Researchers found that the oilseed rape area lost to beetle damage in the East Riding of Yorkshire came to 13%, compared to just six per cent for Essex, Kent, East and West Sussex and Hampshire. Norfolk lost 10% of its area, Suffolk 16%, Northumberland and Durham 14%. But Oxfordshire, Buckinghamshire and Berkshire lost only five per cent.

The oilseed rape area has dropped for all sorts of reasons,” said Charles Scott, who wrote the report with his colleague at Newcastle University, Paul Bilsborrow. “In our survey, we found that rotation and price were more important reasons for stopping rape than the flea beetle.” The report was jointly funded by Rural Business Research and the Instiute of Agri-Food Research and Innovation at the university.

Mr Scott explained that in the derogation area of Suffolk, Bedfordshire, Hertfordshire and Cambridgeshire, farmers could apply for seed treated with neonicotinoids. “We looked at eight farms which used treated seed versus 15 which did not,” he said. “In these high risk areas, the farms which did not have treated seed were using four times as much pesticide active ingredient as those which did not.”

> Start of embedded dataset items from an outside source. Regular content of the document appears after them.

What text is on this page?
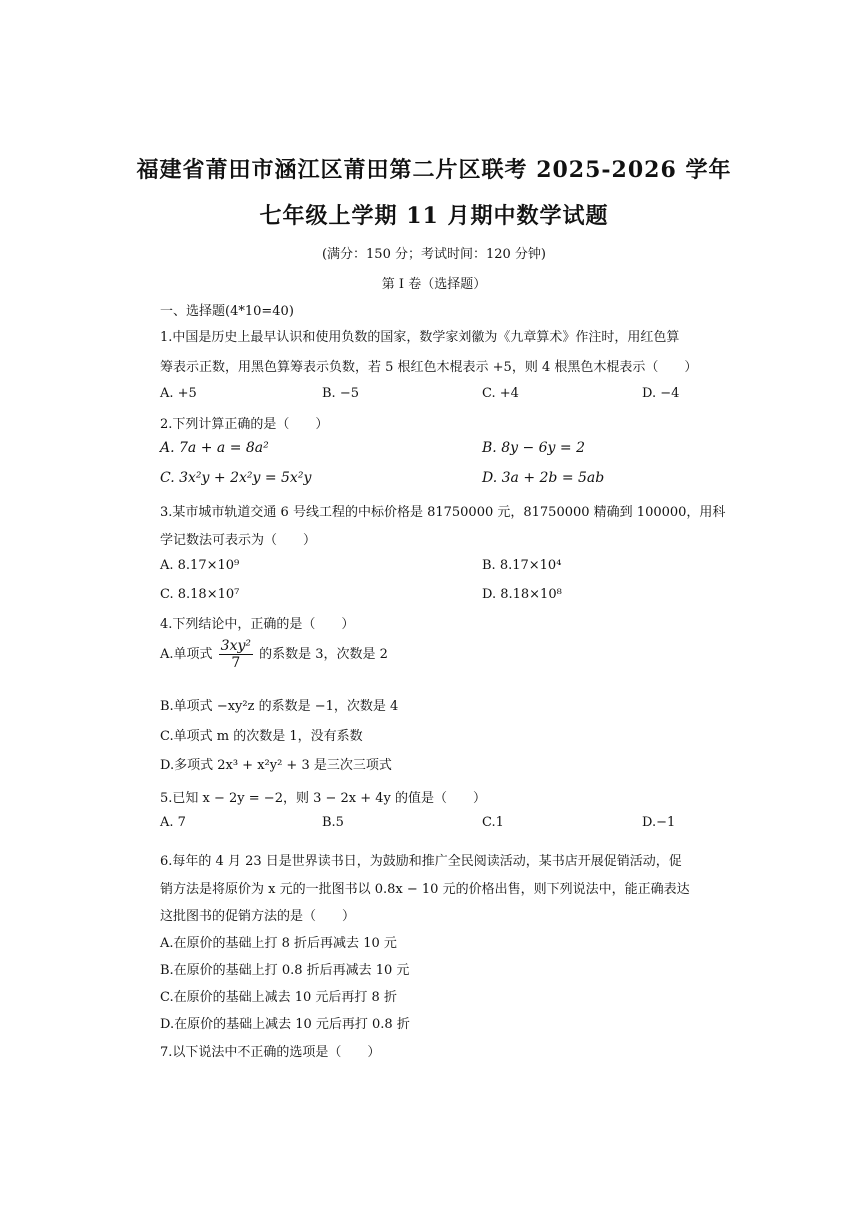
福建省莆田市涵江区莆田第二片区联考 2025-2026 学年
七年级上学期 11 月期中数学试题
(满分：150 分；考试时间：120 分钟)
第 I 卷（选择题）
一、选择题(4*10=40)
1.中国是历史上最早认识和使用负数的国家，数学家刘徽为《九章算术》作注时，用红色算
筹表示正数，用黑色算筹表示负数，若 5 根红色木棍表示 +5，则 4 根黑色木棍表示（　　）
A. +5	B. −5	C. +4	D. −4
2.下列计算正确的是（　　）
A. 7a + a = 8a²	B. 8y − 6y = 2
C. 3x²y + 2x²y = 5x²y	D. 3a + 2b = 5ab
3.某市城市轨道交通 6 号线工程的中标价格是 81750000 元，81750000 精确到 100000，用科
学记数法可表示为（　　）
A. 8.17×10⁹	B. 8.17×10⁴
C. 8.18×10⁷	D. 8.18×10⁸
4.下列结论中，正确的是（　　）
A.单项式 $\frac{\text{3xy²}}{7}$ 的系数是 3，次数是 2
B.单项式 −xy²z 的系数是 −1，次数是 4
C.单项式 m 的次数是 1，没有系数
D.多项式 2x³ + x²y² + 3 是三次三项式
5.已知 x − 2y = −2，则 3 − 2x + 4y 的值是（　　）
A. 7	B.5	C.1	D.−1
6.每年的 4 月 23 日是世界读书日，为鼓励和推广全民阅读活动，某书店开展促销活动，促
销方法是将原价为 x 元的一批图书以 0.8x − 10 元的价格出售，则下列说法中，能正确表达
这批图书的促销方法的是（　　）
A.在原价的基础上打 8 折后再减去 10 元
B.在原价的基础上打 0.8 折后再减去 10 元
C.在原价的基础上减去 10 元后再打 8 折
D.在原价的基础上减去 10 元后再打 0.8 折
7.以下说法中不正确的选项是（　　）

The UK oilseed rape area has fallen from a peak of 756,000 hectares in 2011/12. An increased incidence of damage caused by the beetle is being reported as an important reason for this decline following the ban on the use of neonicotinoid dressed seed in December 2013.

The study of 204 Farm Business Survey farms in 2015/16 aimed to investigate the effects that the ban was having on the area of crop grown, the damage being caused by the pest and alternative strategies and chemicals being used to combat beetle.
The study showed an area of 13% less was grown than for harvest 2015.

The total recorded area lost to the beetle in England was five percent of the area planted, which was higher than the three per cent recorded in the previous season (2014/15).

The amount of active ingredient used was much lower at about half of the amount applied in 2014/15.